ControllerSEPA: A Security-Enhancing SDN Controller Plug-in for OpenFlow Applications

Abstract

Software-defined networking (SDN), as a new network paradigm, has the advantage of centralizing control and global visibility over a network. However, security issues remain a major concern and prevent SDN from being widely adopted. One of the challenges is the prevention of malicious OpenFlow application (OF app) access to the SDN controller as it opens a programmable northbound interface for third party applications. In this paper, we address app-to-control security issues with focus on five main attack vectors: unauthorized access, illegal function calling, malicious rules injection, resources exhausting and manin-the-middle attack. Based on the identified threat models, we develop a light-weight plug-in, which is called ControllerSEPA, by using RESTful API to defend SDN controller against malicious OF apps. Specifically, ControllerSEPA can provide the services including OF app-based AAA control (unlike OpenDaylight and ONOS which offer user-based or role-based AAA control), rule conflict resolution, OF app isolation, fine-grained access control and encryption.

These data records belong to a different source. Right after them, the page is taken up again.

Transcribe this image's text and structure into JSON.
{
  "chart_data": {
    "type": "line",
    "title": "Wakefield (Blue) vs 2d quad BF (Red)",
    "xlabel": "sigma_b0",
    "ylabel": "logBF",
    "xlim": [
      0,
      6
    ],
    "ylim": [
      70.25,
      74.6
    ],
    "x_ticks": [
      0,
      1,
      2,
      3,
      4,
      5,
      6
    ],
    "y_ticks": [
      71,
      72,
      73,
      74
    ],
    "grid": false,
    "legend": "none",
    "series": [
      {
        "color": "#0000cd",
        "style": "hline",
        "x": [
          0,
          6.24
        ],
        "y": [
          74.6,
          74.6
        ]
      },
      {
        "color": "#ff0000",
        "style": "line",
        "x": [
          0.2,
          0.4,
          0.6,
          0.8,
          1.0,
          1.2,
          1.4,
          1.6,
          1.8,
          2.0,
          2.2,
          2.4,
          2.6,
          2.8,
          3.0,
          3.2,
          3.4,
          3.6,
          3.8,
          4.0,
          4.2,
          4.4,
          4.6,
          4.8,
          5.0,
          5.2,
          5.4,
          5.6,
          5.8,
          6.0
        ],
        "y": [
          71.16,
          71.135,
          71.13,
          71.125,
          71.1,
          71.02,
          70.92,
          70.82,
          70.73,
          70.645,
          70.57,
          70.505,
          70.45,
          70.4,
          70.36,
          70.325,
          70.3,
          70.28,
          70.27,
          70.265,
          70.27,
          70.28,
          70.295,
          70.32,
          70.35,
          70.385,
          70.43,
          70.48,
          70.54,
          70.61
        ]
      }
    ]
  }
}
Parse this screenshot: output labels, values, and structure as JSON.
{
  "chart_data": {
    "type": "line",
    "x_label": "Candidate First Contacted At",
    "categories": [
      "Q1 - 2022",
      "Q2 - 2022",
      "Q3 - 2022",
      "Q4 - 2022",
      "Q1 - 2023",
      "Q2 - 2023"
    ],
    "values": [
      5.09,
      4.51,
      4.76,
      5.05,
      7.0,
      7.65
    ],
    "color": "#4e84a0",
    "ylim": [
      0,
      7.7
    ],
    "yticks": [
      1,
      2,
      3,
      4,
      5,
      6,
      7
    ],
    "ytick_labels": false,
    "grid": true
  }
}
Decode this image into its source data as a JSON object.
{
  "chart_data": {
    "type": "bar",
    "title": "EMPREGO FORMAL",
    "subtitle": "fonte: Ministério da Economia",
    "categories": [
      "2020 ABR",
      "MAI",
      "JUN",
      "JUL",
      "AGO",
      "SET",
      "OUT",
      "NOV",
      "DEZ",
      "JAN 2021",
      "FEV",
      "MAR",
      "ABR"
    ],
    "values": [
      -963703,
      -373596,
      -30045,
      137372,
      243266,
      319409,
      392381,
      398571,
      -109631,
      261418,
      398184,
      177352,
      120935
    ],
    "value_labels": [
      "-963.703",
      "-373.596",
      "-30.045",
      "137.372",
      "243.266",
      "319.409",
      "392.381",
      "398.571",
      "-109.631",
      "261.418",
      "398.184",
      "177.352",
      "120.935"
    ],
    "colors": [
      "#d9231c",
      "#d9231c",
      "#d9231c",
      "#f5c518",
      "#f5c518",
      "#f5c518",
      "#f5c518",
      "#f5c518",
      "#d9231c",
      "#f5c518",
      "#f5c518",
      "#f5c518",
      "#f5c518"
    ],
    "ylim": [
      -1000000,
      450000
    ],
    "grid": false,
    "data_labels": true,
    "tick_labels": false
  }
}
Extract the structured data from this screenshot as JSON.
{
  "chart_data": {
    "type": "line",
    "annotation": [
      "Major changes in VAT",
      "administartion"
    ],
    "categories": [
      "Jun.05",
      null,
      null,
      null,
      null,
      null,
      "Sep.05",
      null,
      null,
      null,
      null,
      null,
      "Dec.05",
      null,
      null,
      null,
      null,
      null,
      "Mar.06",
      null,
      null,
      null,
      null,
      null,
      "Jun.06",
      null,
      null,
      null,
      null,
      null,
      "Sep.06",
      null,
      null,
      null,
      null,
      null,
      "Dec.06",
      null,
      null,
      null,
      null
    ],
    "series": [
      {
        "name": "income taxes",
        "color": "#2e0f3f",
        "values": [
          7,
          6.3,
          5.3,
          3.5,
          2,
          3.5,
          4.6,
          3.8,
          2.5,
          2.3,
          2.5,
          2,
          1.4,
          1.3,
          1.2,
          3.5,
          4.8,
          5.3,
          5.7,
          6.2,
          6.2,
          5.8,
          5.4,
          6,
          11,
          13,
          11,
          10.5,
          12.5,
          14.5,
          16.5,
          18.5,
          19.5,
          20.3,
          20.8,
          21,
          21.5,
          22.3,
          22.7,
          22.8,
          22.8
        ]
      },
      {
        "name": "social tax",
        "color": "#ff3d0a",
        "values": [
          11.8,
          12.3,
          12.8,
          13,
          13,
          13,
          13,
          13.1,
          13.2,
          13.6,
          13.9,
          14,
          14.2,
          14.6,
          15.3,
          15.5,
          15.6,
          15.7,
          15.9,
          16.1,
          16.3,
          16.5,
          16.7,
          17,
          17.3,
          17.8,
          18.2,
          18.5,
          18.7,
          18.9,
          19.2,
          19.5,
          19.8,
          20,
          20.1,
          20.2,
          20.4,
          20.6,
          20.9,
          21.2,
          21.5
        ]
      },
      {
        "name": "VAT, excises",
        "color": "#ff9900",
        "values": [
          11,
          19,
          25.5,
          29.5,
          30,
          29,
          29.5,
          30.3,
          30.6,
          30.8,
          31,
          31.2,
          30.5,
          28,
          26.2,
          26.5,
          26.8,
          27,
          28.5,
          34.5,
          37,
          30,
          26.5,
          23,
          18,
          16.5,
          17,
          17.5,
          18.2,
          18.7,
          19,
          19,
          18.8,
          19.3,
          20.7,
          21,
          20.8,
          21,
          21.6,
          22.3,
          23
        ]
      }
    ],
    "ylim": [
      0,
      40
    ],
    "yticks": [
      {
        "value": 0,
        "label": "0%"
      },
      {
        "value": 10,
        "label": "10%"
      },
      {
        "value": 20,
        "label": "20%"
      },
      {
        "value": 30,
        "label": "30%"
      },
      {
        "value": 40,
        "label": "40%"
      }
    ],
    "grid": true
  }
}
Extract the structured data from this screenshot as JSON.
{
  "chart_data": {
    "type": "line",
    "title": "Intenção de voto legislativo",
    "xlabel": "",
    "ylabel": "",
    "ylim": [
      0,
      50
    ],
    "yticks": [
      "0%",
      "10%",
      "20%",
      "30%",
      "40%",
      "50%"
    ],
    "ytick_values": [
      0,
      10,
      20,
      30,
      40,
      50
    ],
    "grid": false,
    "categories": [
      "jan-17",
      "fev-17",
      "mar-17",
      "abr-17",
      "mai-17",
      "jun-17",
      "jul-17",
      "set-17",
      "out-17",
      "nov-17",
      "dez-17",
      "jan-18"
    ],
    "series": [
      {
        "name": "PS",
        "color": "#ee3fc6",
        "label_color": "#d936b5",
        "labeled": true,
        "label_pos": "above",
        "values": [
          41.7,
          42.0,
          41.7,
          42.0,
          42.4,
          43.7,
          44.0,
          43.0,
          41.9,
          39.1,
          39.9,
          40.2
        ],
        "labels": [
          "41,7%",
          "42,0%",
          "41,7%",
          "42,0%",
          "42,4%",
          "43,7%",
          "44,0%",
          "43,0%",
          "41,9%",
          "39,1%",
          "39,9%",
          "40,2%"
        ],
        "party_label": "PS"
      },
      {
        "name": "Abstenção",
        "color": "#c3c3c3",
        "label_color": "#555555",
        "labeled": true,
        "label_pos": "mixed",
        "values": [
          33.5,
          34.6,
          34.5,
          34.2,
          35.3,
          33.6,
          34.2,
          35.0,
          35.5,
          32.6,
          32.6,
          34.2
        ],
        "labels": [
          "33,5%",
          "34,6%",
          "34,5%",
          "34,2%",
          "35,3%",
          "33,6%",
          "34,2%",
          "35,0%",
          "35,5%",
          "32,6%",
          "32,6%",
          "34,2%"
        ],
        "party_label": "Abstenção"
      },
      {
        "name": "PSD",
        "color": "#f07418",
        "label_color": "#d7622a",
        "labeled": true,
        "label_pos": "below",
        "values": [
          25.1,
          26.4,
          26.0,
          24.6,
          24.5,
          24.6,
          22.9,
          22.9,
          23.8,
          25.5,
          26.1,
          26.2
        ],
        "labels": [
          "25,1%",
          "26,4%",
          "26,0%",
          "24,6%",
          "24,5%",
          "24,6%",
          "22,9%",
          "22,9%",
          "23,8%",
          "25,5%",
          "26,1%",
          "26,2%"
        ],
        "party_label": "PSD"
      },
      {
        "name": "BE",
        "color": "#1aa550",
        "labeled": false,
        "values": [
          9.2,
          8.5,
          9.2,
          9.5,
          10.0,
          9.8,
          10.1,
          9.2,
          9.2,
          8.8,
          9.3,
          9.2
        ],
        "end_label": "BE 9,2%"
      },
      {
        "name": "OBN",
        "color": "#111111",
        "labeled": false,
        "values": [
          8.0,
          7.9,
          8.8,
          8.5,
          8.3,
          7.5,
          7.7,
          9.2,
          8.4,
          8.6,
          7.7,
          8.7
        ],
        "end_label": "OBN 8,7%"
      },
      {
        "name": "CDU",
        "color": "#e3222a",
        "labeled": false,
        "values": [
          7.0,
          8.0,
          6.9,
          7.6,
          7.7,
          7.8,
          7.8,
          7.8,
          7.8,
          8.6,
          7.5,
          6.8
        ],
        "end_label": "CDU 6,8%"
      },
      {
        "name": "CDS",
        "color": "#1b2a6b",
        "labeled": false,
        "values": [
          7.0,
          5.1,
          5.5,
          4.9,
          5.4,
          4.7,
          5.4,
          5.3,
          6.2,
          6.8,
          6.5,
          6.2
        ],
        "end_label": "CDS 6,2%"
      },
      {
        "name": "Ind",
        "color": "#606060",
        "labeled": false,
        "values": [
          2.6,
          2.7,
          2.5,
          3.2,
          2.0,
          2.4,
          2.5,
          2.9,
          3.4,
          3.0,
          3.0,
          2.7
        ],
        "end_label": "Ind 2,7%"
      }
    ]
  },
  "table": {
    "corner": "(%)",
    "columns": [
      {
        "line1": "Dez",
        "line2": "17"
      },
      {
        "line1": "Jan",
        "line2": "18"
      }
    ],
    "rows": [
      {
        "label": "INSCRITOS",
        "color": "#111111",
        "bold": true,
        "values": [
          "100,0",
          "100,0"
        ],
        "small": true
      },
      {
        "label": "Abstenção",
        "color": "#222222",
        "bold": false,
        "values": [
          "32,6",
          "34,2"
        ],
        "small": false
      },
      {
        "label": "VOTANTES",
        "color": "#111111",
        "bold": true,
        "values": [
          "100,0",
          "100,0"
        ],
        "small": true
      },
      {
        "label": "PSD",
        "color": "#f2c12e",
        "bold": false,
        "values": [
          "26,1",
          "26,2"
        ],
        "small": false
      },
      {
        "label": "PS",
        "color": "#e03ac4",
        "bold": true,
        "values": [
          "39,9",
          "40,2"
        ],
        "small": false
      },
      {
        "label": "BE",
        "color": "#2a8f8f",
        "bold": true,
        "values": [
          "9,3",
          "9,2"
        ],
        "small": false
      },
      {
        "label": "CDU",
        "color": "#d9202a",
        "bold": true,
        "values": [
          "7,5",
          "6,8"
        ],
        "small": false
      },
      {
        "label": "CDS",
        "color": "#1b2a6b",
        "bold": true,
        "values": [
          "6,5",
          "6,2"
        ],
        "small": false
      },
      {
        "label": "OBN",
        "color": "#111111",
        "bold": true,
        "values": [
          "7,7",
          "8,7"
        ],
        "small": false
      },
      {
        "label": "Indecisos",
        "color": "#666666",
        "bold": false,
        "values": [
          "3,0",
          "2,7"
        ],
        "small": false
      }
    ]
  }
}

Furthermore, we study the feasibility of deploying ControllerSEPA on five open source SDN controllers: OpenDaylight, ONOS, Floodlight, Ryu and POX. Results show that the deployment operates with very low complexity, and most of time the modification of source codes is unnecessary. In our implementations, the repacked services in ControllerSEPA create negligible latency (0.1% to 0.3%) and can provide more rich services to OF apps.